Get a trainer. Pick a protein powder. Buy a duffle bag.

Learn the difference between a dumbbell and a barbell. That it's deadlift not deadweight. Learn to press. To plank. To lunge. Learn to hide the pain radiating through your knees and hips. Hide your age. Especially when the twenty-four year-old next to you looks bored going at speeds that would rip the cartilage right from your bones. Secretly decide to hate her. Secretly decide to be her.

Feel like an imposter, like someone will come to the treadmill at any second and pull you off by the neck. You are an outsider here but not for long.

Stop keeping a hair diary, the one the dermatologist told you to start when your hair began to fall in huge clumps, the one where you count every strand to report back how lazy your follicles are being. Stress levels lower when your glutes are firing. So forget about meditation tapes and visualization and rainforest gong music. You don't need to listen to rain or crickets or steel drums to fall asleep anymore. You will be out before your train leaves the station, your head resting on the guy's shoulder next to you. He'll feel sorry for you, even as your drool saturates the fabric of his Brooks Brothers shirt, the one his wife spent an hour ironing before she had coffee this morning. Because that's what newlyweds do.

You've never been a newlywed. Your relationships last about as long as your gym memberships. Make this time the exception. Be ready for the change.

Spend hundreds on a high-speed blender. Juice all kinds of fancy shit. And if your son's chocolate chip cookie happens to fall in, let it be. Accidents happen.

A couple of months will crawl by and you'll still be depressed but not in the same way. Your body is changing and somehow this brings a very vain, very shallow satisfaction to everything. The moodiness you feel is slightly muted when you notice your muffin top shrinking. Maybe your body will be harder than his one day. Maybe this will make you want him less.

Think about dating. About sitting across the table, in some over-crowded Fort Greene café, from someone who wants to get in your pants. Let him. Get on board with this. You don't do a hundred goddamn squats a day just to look at your own ass. Besides, you know something needs to change when you're only having coffee dates with guys you meet at AA meetings.
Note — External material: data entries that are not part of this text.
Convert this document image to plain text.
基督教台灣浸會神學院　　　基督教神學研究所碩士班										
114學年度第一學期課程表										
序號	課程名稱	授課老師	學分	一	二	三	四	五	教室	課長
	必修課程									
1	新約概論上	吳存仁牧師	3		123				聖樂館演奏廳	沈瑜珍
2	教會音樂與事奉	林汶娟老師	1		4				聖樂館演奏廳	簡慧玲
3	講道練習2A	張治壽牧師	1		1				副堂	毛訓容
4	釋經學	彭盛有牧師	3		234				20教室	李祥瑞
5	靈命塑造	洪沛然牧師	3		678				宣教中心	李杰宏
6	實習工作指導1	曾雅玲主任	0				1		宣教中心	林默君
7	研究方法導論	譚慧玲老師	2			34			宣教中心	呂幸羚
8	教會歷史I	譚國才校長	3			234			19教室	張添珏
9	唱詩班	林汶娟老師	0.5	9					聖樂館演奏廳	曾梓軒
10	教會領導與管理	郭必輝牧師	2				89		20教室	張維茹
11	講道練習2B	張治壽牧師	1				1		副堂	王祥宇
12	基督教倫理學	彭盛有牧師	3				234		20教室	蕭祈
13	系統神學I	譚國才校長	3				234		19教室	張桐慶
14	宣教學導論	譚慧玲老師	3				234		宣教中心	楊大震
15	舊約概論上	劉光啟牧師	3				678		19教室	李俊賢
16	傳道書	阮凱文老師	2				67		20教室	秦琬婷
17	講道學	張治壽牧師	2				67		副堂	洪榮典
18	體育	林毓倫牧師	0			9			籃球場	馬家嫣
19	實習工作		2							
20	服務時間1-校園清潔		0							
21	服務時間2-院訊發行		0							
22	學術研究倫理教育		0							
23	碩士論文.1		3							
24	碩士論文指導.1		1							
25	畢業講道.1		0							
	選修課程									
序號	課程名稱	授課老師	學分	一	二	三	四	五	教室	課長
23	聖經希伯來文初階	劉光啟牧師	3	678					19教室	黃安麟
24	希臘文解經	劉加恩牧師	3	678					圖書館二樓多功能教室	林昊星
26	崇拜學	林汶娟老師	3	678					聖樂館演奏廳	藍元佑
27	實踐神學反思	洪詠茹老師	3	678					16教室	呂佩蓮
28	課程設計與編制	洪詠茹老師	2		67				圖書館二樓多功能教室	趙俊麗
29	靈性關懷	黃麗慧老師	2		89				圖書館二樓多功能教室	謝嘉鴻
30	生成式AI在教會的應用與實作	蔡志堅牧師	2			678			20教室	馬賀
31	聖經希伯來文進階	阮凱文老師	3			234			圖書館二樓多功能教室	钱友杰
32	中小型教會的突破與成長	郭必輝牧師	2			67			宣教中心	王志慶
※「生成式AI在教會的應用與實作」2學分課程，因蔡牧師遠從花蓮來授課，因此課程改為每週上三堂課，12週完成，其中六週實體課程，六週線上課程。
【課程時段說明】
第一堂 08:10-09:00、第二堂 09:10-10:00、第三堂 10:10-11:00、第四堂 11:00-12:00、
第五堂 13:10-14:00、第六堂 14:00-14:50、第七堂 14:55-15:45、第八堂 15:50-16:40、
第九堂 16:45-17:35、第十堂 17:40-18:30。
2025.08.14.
Stop comparing them to one another, justifying their addictions and behaviors, well it's not like he crashed his car into a house…it was just a littlefence. Aim higher.

Dream again, while you're logging hours on the elliptical machine or row thingy or fake bike. Spin yourself into that fantasy state, that corner of your mind where exciting shit still happens. Imagine your future. Imagine an apartment with two bedrooms. It's been so long since you've had your own room that you wouldn't know what to put in it. Pictures of your son, probably.

Make friends. Listen when Luana tells you about her cancer and Tony sobs over his gluten-free donut about how his wife left him for a younger man and now all he has is the gym. He doesn't know what to do with himself. He feels so alone. You hold his hand and wonder how long Luana has to live. Wonder why they confide in you at all. Maybe they see something you don't yet.

Buy a tank top. Show your arms to the world. No, they won't be perfect, but they're getting more and more defined and you don't feel like wearing long sleeves in July. Go into Forever 21. And swiftly exit Forever 21. Stick with the Gap where it's safe.

He'll text you. Send back cool responses like, oh, hey, and what up? even though you don't feel like that girl yet. The girl who doesn't give a crap about the fucker who broke her heart. You care, but you have stopped writing in emoji and don't cry in public anymore.

Luana will want to set you up with her nephew, a stockbroker with a time-share in the Hamptons. He's not your type but go anyway. Tell her it was great because it kinda was.

Take your kid on a hike in the Cloisters. Notice you don't get winded as you climb the trail after him. He laughs at everything and nothing. You don't remember ever being that carefree. You don't remember ever loving someone more.

Eventually those baggy sweats you used to wear will be replaced by lycra tights and the personal trainer who always ignored you will now blatantly stare at supple curve of your quads. Think about kicking him. Think about mounting him. Think about the protein bar in your bag and decide to eat it instead.